А представьте, какая красота, когда под синим небом, под беспощадным солнцем собирается в путь на Верхний Гуниб целая кавалькада всадников. Высокие особы, их гости, друзья, кунаки и, конечно, мы с родителями — как же без нас. Кони вороные, серые в белых яблоках, шоколадные. Все блестит, все серебрится под солнцем — то ли газыри на черкесках, то ли пояса и рукоятки кинжалов, белеют папахи, шум, гам, кони бьют копытами, ржут, кусают удила. Мой непоседливый младший брат умудрился попасть под копыто какой-то лошади, и его, горько плачущего, утешают родители. Наконец, все в седлах, мы, младшие, с мамой в экипаже, старший брат тоже в седле (ему уже 16 лет — взрослый). И пестрая кавалькада тронулась в клубах пыли по дороге на Верхний Гуниб, где потом наслаждение лежать среди ароматных трав и цветов на коврах, под головой — мутака, в небо поднимается дымок — готовят шашлык, разливают вино из бурдюков, а мы пьем чай из огромного самовара под тенистым ореховым деревом. А высоко в небе распластал крылья орел (совсем как тот, что на открытке из Калифорнии, которую дядя Хан-Мамедов прислал из своей поездки в Америку папе).
104
Эту историю я цитирую по «Воспоминаниям» моей матери, которая хорошо знала Махача, Джабраила, Багинат и всю семью Нахибашевых. Старший сын Магомы Абдулла был младшим другом Алибека Тахо-Годи еще в годы гражданской войны в Дагестане.
105
От этого райского места теперь ничего не осталось. 28 апреля 2008 года Алексей Пищулин снимал для телефильма мою лекцию по мифологии у студентов классического отделения МГУ. После этого он показал снятый им фильм о современном Гунибе, чтобы я его прокомментировала. Зрелище для меня печальное. Теперь это поселок городского типа, райцентр. Наш скромный дворец снесли. На его месте бетонное чудище. На нашей любимой площадке грузовики с товарами. Оставили только арку ворот — никаких мощных створок. Они только мешают машинам. Никаких следов роскошного сада. Узнать ничего нельзя. И весь этот так называемый «прогресс» созерцает невозмутимо скала «Спящая красавица». Ее ведь не снесешь. Слава Богу, что моя память сохранила прошлое этого славного исторического места.
106
Через многие годы узнала я ее трагическую судьбу. В войну она на Кавказе, в Осетии, часть которой занята немцами. Она как врач лечит тяжелораненого немца, оставшегося после отступления немецких частей. Ею руководит этика врачебного милосердия. Однако советские военные власти наводят порядок, и эту женщину расстреливают в горном курорте Тамиске как предателя, к молчаливому ужасу жителей.
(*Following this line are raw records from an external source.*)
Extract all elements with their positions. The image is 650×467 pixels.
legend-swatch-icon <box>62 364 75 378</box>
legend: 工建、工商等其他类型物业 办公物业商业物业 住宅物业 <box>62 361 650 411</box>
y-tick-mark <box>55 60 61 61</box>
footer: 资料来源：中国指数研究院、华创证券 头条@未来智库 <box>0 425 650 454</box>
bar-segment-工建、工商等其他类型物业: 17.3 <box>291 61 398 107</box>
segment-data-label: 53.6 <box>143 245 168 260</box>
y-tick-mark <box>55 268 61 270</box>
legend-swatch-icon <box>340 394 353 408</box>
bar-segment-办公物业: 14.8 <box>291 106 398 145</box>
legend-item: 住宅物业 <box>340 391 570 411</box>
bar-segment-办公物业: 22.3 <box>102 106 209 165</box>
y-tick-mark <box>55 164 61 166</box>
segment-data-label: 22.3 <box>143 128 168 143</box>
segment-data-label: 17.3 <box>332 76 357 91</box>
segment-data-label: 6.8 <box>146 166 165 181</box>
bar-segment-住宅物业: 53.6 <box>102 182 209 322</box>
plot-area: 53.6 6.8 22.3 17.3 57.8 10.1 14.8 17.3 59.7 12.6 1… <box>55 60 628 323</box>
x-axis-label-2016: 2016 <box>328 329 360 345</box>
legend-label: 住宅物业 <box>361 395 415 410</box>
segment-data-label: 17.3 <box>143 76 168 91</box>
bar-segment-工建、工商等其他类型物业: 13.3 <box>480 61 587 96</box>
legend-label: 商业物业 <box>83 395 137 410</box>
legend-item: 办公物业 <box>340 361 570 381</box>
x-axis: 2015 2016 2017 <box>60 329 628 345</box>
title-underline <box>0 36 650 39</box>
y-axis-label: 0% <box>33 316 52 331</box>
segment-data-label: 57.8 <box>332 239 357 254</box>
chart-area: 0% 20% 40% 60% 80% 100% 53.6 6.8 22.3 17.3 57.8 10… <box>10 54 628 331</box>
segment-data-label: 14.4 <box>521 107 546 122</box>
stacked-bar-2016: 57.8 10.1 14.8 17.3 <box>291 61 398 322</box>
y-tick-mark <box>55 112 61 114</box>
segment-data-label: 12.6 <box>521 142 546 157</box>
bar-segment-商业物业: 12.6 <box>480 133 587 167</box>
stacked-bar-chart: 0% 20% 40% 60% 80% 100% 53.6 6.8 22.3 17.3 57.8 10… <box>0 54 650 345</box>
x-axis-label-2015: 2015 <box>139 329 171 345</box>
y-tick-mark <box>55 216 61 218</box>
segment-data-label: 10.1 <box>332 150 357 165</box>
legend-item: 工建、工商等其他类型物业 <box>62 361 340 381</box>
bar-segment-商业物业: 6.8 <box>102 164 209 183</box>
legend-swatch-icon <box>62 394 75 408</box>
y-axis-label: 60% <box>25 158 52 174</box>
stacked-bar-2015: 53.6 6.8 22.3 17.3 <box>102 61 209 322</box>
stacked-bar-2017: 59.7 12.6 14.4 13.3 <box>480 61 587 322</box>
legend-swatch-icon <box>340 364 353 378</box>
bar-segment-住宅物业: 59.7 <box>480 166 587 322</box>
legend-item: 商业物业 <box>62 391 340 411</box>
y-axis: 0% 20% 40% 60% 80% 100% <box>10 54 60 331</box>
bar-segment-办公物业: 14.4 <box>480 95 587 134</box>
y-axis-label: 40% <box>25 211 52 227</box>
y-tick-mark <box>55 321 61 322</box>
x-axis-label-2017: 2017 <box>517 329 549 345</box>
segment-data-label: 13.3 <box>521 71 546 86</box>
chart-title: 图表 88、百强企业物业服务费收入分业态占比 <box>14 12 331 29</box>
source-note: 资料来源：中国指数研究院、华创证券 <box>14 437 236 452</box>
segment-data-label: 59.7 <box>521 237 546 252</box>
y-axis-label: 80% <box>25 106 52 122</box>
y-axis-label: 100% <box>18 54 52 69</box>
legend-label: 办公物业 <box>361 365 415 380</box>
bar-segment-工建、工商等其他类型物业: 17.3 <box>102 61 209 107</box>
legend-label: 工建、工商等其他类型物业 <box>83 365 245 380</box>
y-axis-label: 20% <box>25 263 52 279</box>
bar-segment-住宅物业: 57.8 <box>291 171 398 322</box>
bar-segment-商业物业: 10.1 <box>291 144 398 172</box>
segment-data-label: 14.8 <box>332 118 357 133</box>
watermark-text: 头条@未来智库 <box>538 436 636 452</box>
Не называю ее имени, чтобы не доставить неприятностей ее внуку профессору. Он боится вспоминать об этой давней истории.
107
Как мне стало известно, ротонду в 1990-е годы разрушили. Сделали по невежеству (а думали, по зову национального самосознания), так как историю не знают. Шамиля приняли русские как героя, ему воздавали почести и Александр II, и его окружение. Ему даровали потомственное дворянство, с миром отпустили в Мекку. Сын Шамиля Магомет Шафи, чью вдову и дочь моя семья хорошо знала, был генерал русской службы. Пусть хоть эти невежественные люди прочитают книгу своего соотечественника Шапи Казиева «Имам Шамиль», изд-во «Молодая гвардия» (2001, серия «ЖЗЛ»).